ESPN reporter M.A. Voepel says he’s transgender: ‘Glad to be who I’ve always been inside’

Longtime sports journalist M.A. Voepel shared on Twitter Tuesday that he’s transgender and that his pronouns are he/him.

“Please feel free to call me Voepel, MV, Michael, Mike; I’m good with them all,” he wrote in a four-part Twitter thread.

Voepel, who joined over 25 years ago, said that he decided to share his true self with the world now because he’s receiving the prestigious Gowdy Award next month, and wanted to do that as his “authentic self.”

Named in honor of the late Curt Gowdy, a sports broadcaster and Hall of Fame board member and president, the award is presented to members of the media whose “efforts have made a significant contribution to the game of basketball.”

“In sports media, we’re lucky to tell stories of others’ journeys. We have our own, too,” Voepel wrote. “Part of mine is being transgender,” he added.

Speaking about his decision to only come out now, Voepel said that fear of losing “all that is dear to us, including career” played a big part in it.

But at some point, “you realize you need to have faith that your happiness/well-being is worth pursuing, and also have faith in other people’s kindness and grace,” he wrote.

He also said that he’s grateful to work in a company that supports its employees, thankful for “terrific family and friends,” and for “societal progress.”

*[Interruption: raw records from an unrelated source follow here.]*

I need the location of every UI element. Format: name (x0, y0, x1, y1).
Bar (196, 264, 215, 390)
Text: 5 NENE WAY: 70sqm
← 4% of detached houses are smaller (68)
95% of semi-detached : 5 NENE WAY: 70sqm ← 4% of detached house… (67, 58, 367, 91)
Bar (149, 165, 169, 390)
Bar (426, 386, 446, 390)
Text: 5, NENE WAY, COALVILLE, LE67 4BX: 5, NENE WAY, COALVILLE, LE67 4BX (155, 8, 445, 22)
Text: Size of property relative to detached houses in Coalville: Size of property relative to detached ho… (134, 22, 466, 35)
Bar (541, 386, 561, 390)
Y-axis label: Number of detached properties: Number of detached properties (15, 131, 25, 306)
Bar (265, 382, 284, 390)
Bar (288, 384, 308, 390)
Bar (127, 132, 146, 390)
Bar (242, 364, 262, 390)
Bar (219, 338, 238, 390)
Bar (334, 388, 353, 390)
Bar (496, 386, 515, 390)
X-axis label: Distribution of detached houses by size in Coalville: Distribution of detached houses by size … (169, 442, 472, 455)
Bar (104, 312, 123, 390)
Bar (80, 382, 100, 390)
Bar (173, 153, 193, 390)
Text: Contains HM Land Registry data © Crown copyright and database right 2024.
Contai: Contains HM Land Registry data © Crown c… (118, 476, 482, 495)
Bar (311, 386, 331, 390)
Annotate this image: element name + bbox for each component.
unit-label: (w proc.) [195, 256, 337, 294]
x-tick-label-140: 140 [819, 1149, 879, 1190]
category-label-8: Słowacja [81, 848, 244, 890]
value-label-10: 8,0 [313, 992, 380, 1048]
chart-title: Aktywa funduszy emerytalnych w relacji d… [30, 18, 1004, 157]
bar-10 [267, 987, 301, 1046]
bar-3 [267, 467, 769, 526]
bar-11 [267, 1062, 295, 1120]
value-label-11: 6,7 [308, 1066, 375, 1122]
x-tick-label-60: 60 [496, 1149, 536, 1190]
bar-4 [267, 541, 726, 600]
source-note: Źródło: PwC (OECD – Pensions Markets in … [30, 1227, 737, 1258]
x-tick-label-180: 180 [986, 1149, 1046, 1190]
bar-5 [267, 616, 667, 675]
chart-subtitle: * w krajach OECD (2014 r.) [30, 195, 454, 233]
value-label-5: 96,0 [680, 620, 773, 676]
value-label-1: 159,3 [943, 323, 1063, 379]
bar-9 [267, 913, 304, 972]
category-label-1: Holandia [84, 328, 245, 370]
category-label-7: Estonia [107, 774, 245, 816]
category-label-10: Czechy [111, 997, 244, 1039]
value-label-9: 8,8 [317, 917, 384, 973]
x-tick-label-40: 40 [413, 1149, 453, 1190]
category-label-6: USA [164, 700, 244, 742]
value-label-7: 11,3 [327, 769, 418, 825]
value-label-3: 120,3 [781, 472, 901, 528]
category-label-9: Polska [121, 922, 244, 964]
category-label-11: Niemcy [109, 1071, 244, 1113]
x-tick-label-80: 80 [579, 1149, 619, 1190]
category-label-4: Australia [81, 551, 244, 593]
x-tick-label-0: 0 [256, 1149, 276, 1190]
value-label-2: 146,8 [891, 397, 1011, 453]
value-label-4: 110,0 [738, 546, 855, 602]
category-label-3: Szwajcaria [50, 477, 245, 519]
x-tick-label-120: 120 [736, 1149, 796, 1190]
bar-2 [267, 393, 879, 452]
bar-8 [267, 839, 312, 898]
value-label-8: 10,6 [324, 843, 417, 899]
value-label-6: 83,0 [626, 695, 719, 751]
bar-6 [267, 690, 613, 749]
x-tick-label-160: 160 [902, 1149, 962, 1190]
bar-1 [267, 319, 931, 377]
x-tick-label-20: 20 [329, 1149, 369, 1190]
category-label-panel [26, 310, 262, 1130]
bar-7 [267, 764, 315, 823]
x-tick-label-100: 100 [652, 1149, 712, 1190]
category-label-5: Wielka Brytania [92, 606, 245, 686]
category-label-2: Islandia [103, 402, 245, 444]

According to an ESPN bio, the Los Angeles native “covered his first women’s basketball game at the University of Missouri in 1984, and graduated from there with a degree in journalism in 1987.”

After working as an editor and writer at newspapers in Columbia, Mo.; Newport News, Va.; and Kansas City, Mo., he joined in 1996 as a women’s college and pro basketball writer, and he has since also covered additional college sports.

“I may look and sound a little different,” he wrote, noting that his passion for his job remains unchanged.

“Glad to be who I’ve always been inside. Dedication to covering women’s sports, a lifelong joy as well as job, and admiration for all involved — players, coaches, execs, fans, referees, colleagues — that stays exactly the same,” he added.